Sin más ni más

Views: 1103

Esto sólo lo voy a escribir por está ocasión.

Mi diálogo interno se enredada con muchas explicaciones (lógicas e ilógicas, reales e irreales), imaginé los mejores y los peores escenarios. Pero al final estás ahí ¿Qué haces ahí?

Por mucho tiempo me dije que la distancia, que el no verte, que el no saber de ti,  me iba a permitir continuar y; —¡sí! claro que continúe— con días normales, haciendo cosas cotidianas como lavar los trastes, tender la ropa, ir a trabajar y poco a poco la chispa se fue consumiendo.

También aprendí a dejar de exigirme, a dar oportunidad que las cosas fluyan, a estar un día a la vez. Pero en estos tiempos donde la enfermedad la puedes adquirir a la vuelta de la esquina, terminaron por exprimir la poca fe que tenía.

Hubo un día en el que desperté incierta y llamé a todos mis allegados, pero al llegar a ti, hui.

Las razones, pues las mil y una; la falta de interés, las malas acciones, el no encontrar el manual para entenderte, porque contigo el gris puede ser rojo y viceversa. Pero no todo es malo y de ahí se abre la controversia y me pongo gris, abatida.

Y todo estaba bien… Andaba por la vida caminando entre el rumbo de sostener. Sin embargo un día sin más, te enredaste en mis sueños y nuevamente la incertidumbre me comenzó a triturar.

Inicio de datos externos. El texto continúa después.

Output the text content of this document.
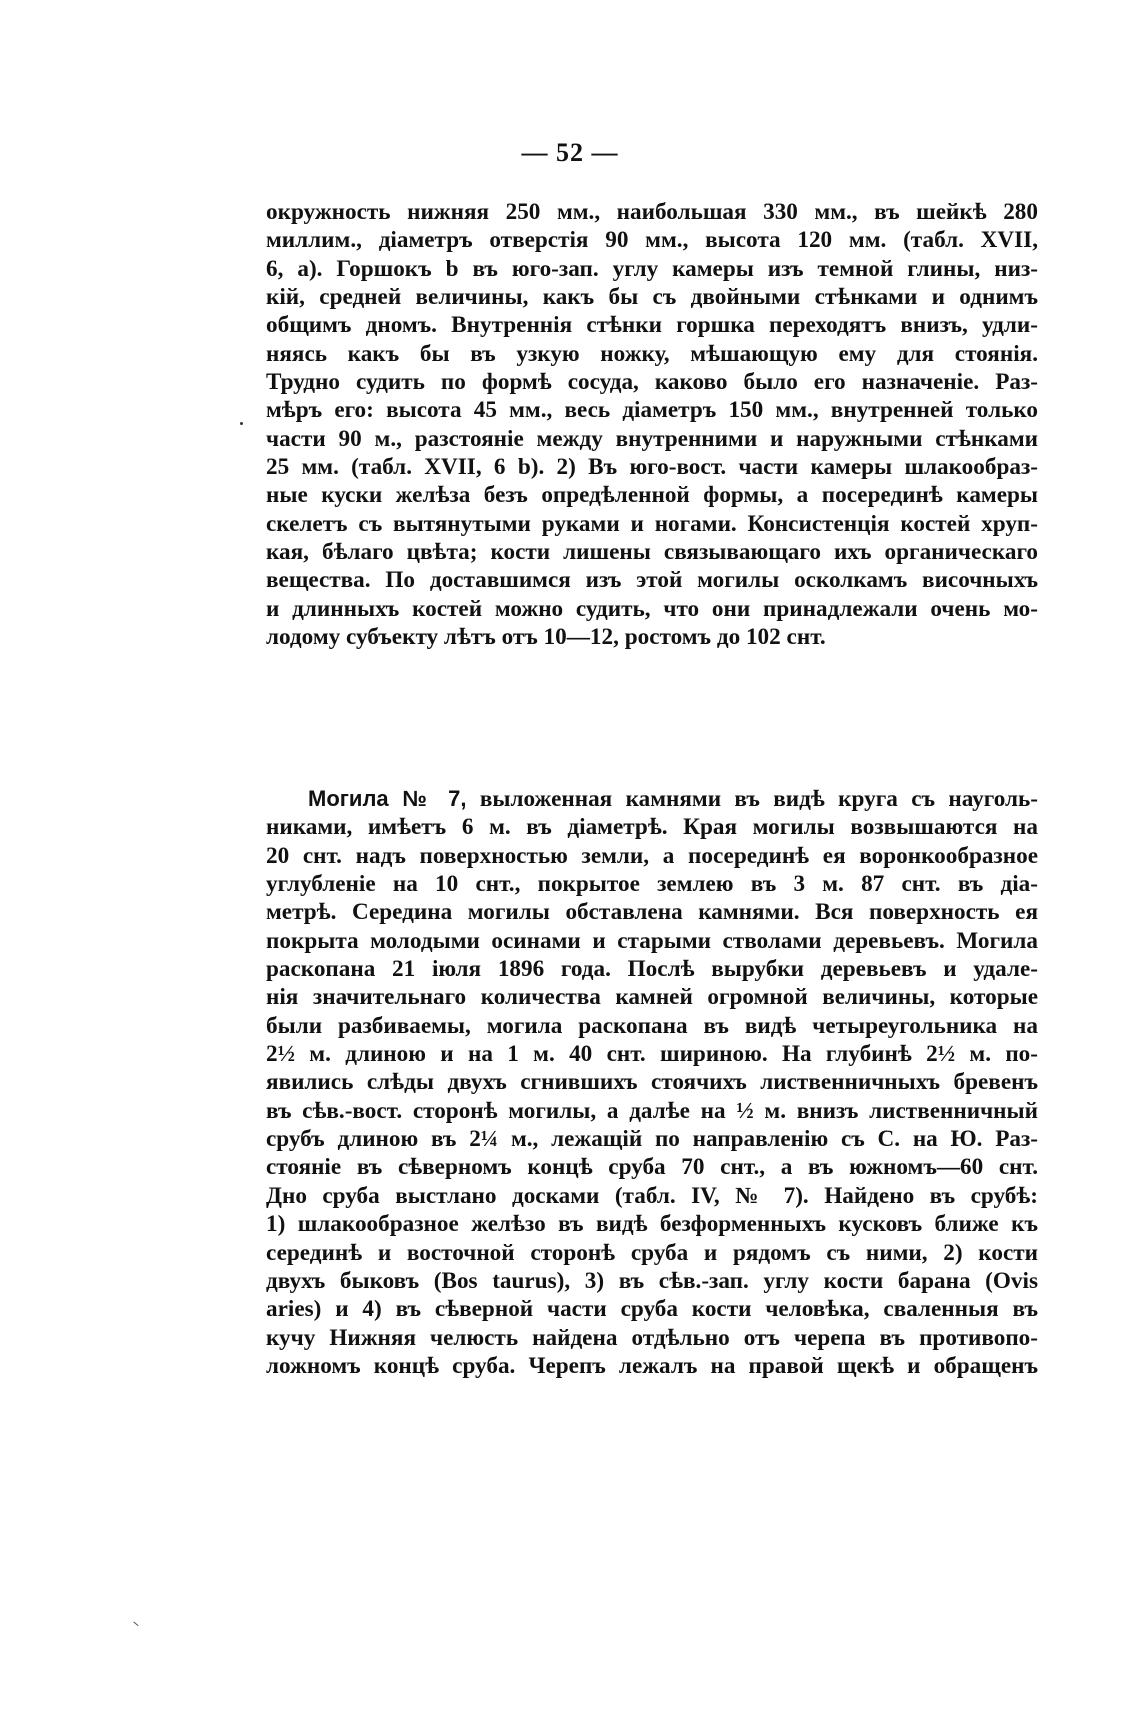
— 52 —
окружность нижняя 250 мм., наибольшая 330 мм., въ шейкѣ 280
миллим., діаметръ отверстія 90 мм., высота 120 мм. (табл. XVII,
6, а). Горшокъ b въ юго-зап. углу камеры изъ темной глины, низ-
кій, средней величины, какъ бы съ двойными стѣнками и однимъ
общимъ дномъ. Внутреннія стѣнки горшка переходятъ внизъ, удли-
няясь какъ бы въ узкую ножку, мѣшающую ему для стоянія.
Трудно судить по формѣ сосуда, каково было его назначеніе. Раз-
мѣръ его: высота 45 мм., весь діаметръ 150 мм., внутренней только
части 90 м., разстояніе между внутренними и наружными стѣнками
25 мм. (табл. XVII, 6 b). 2) Въ юго-вост. части камеры шлакообраз-
ные куски желѣза безъ опредѣленной формы, а посерединѣ камеры
скелетъ съ вытянутыми руками и ногами. Консистенція костей хруп-
кая, бѣлаго цвѣта; кости лишены связывающаго ихъ органическаго
вещества. По доставшимся изъ этой могилы осколкамъ височныхъ
и длинныхъ костей можно судить, что они принадлежали очень мо-
лодому субъекту лѣтъ отъ 10—12, ростомъ до 102 снт.
Могила № 7, выложенная камнями въ видѣ круга съ науголь-
никами, имѣетъ 6 м. въ діаметрѣ. Края могилы возвышаются на
20 снт. надъ поверхностью земли, а посерединѣ ея воронкообразное
углубленіе на 10 снт., покрытое землею въ 3 м. 87 снт. въ діа-
метрѣ. Середина могилы обставлена камнями. Вся поверхность ея
покрыта молодыми осинами и старыми стволами деревьевъ. Могила
раскопана 21 іюля 1896 года. Послѣ вырубки деревьевъ и удале-
нія значительнаго количества камней огромной величины, которые
были разбиваемы, могила раскопана въ видѣ четыреугольника на
2½ м. длиною и на 1 м. 40 снт. шириною. На глубинѣ 2½ м. по-
явились слѣды двухъ сгнившихъ стоячихъ лиственничныхъ бревенъ
въ сѣв.-вост. сторонѣ могилы, а далѣе на ½ м. внизъ лиственничный
срубъ длиною въ 2¼ м., лежащій по направленію съ С. на Ю. Раз-
стояніе въ сѣверномъ концѣ сруба 70 снт., а въ южномъ—60 снт.
Дно сруба выстлано досками (табл. IV, № 7). Найдено въ срубѣ:
1) шлакообразное желѣзо въ видѣ безформенныхъ кусковъ ближе къ
серединѣ и восточной сторонѣ сруба и рядомъ съ ними, 2) кости
двухъ быковъ (Bos taurus), 3) въ сѣв.-зап. углу кости барана (Ovis
aries) и 4) въ сѣверной части сруба кости человѣка, сваленныя въ
кучу Нижняя челюсть найдена отдѣльно отъ черепа въ противопо-
ложномъ концѣ сруба. Черепъ лежалъ на правой щекѣ и обращенъ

Anduve varias semanas aferrándome a las diez razones por las cuales no debía de buscarte. Pero un día, así sin más ni más la lista desapareció  y ¡Heme aquí…!

Escribiendo y rompiendo esa línea de silencio y distancia a la que me había aferrado.

Entre uno de mis escenarios, pensé que al verte mis sentimientos iban a desaparecer, que el tiempo y la distancia iban a surtir efecto, que iba a poder encerrarte en la línea de sólo amigos que el vínculo que había creado estaba hecho trizas. Ahora me doy cuenta que me sigue temblando el ombligo, que la lengua se me enreda con tantas cosas que quisiera decir. Decirte.

A veces quisiera comer contigo emparedados o sentarme en la banca de cualquier parque a mirar pájaros o las nubes, pero nada es sencillo ni en la menta en dónde todo se nubla.

Además, mi desespero va en incremento igual que mis ganas de saber de ti, de querer quemarme en tu sol, de que me enredes el oído con tus historias.

Quisiera tener un nombre para esto que siento, algo que diga la razón de esta burbuja en dónde todo es blanco o negro, paz o guerra que la vocecilla de dentro de mi cabeza guardara silencio, porque me acosa y violenta o me dijera te sientes así por tal o cuál cosa, que en vez de enredarme me aclarara.

Pero la vida es otra cosa, es dejar la vocecilla en tu clóset junto con las ganas que me erizan la piel.

Una y otra vez me he dicho que no hay un nuestro que esto no es mutuo, que mi desconcierto ronda en círculos, que es necesario romper este ciclo, pero de pronto el cielo es oscuro o blanco y estoy perdida entre el  ajetreo del día a día y las ganas de estar contigo, aparte dentro de mi se anidó la idea de no estar de encimosa, y también lejos, algo lejos, escucho que esto es una obsesión.

No sé que vendrá mañana, pero hoy quisiera que me calentaras mis piececitos, mientras pongo mi cabeza en tu pecho y decir… ¡Te amo!